Let $\struct {D, +, \times}$ be a GCD domain.

Let $U \subseteq D$ be the group of units of $D$.

Let $a, b \in D$ such that $a \ne 0_D$ and $b \ne 0_D$

Let $d = \gcd \set {a, b}$ be the greatest common divisor of $a$ and $b$.

Then $a$ and $b$ are **coprime** if and only if $d \in U$.

That is, two elements of a GCD domain are **coprime** if and only if their greatest common divisor is a unit of $D$.

### Euclidean Domain

Let $\struct {D, +, \times}$ be a Euclidean domain.

Let $U \subseteq D$ be the group of units of $D$.

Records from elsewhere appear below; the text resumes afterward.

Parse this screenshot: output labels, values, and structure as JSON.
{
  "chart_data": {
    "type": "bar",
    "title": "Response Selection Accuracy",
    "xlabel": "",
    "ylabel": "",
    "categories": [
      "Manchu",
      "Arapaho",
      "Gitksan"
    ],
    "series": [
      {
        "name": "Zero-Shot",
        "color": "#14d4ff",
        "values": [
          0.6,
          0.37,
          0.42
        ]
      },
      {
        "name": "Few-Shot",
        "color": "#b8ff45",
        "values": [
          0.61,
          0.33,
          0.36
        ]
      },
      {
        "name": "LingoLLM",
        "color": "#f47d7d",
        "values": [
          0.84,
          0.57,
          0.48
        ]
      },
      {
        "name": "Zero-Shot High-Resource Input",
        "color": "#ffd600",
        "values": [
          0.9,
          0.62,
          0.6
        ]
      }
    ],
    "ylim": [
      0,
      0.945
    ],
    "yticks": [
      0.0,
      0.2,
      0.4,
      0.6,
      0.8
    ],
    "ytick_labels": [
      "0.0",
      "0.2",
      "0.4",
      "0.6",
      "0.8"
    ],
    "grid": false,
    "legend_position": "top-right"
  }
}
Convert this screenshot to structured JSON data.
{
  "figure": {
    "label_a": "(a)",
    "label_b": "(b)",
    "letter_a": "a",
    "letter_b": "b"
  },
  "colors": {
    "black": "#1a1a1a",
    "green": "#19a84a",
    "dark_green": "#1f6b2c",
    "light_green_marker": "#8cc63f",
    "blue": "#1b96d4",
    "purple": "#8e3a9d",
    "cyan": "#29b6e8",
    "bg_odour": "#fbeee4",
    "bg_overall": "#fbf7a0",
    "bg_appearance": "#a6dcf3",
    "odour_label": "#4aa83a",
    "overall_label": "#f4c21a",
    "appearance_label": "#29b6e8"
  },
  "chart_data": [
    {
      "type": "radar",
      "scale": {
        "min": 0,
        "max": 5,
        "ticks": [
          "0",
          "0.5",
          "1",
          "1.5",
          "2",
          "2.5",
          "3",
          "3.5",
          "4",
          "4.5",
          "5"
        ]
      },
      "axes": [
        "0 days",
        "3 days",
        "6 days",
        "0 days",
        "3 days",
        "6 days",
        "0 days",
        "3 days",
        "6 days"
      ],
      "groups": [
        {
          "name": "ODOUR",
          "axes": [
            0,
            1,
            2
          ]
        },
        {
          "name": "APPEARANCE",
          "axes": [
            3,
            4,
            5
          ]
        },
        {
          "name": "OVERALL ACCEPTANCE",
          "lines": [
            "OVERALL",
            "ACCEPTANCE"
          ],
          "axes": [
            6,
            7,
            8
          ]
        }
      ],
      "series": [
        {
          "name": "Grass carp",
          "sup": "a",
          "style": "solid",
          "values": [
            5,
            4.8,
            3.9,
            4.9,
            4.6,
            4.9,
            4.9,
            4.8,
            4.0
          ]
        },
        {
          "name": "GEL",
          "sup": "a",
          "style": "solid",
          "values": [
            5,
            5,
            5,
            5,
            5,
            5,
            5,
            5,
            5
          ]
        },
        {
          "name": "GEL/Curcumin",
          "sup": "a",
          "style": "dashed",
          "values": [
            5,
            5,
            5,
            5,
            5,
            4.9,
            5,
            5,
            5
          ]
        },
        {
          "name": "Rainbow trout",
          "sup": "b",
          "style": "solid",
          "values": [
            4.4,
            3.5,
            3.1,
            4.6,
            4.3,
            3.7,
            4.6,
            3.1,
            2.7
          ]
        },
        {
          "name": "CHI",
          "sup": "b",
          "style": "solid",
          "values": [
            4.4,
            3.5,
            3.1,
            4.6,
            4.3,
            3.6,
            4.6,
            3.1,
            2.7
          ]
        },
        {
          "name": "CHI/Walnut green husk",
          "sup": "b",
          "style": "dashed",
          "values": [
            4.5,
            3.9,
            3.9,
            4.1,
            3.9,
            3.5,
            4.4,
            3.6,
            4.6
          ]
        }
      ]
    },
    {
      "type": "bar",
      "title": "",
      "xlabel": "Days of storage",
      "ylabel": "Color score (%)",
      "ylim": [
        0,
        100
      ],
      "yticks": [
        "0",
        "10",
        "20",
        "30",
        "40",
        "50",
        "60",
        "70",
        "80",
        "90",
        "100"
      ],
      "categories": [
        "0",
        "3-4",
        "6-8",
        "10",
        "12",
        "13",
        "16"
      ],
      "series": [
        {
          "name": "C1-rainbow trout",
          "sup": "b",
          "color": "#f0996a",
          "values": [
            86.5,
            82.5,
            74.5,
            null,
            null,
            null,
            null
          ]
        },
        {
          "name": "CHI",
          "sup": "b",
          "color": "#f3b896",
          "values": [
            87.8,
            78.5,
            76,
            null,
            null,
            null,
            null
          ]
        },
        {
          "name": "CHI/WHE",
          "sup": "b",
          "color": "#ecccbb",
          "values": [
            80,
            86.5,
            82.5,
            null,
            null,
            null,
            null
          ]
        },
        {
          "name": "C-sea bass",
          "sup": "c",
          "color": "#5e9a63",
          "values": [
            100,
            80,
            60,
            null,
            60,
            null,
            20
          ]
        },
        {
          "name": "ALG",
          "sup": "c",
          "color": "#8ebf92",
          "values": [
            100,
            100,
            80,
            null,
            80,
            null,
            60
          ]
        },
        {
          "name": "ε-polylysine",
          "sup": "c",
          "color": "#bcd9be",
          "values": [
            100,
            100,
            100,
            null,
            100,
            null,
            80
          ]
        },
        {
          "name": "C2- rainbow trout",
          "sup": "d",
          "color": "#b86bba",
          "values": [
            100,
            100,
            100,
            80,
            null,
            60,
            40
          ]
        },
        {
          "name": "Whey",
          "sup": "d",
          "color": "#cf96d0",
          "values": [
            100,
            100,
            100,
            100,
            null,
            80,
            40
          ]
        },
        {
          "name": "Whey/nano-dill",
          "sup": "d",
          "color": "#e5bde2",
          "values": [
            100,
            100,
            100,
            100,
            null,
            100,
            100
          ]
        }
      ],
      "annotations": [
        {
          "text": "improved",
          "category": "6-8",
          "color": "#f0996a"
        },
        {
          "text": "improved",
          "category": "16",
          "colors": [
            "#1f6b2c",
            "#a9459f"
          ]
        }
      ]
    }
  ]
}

Let $a, b \in D$ such that $a \ne 0_D$ and $b \ne 0_D$

Let $d = \gcd \set {a, b}$ be the greatest common divisor of $a$ and $b$.

Then $a$ and $b$ are **coprime** if and only if $d \in U$.

That is, two elements of a Euclidean domain are **coprime** if and only if their greatest common divisor is a unit of $D$.

### Integers

Let $a$ and $b$ be integers such that $b \ne 0$ and $a \ne 0$ (that is, they are both non-zero).

Let $\gcd \set {a, b}$ denote the greatest common divisor of $a$ and $b$.

Then $a$ and $b$ are **coprime** if and only if $\gcd \set {a, b} = 1$.

## Also known as

The statement **$a$ and $b$ are coprime** can also be expressed as:

**$a$ and $b$ are relatively prime****$a$ is prime to $b$**, and at the same time that**$b$ is prime to $a$**.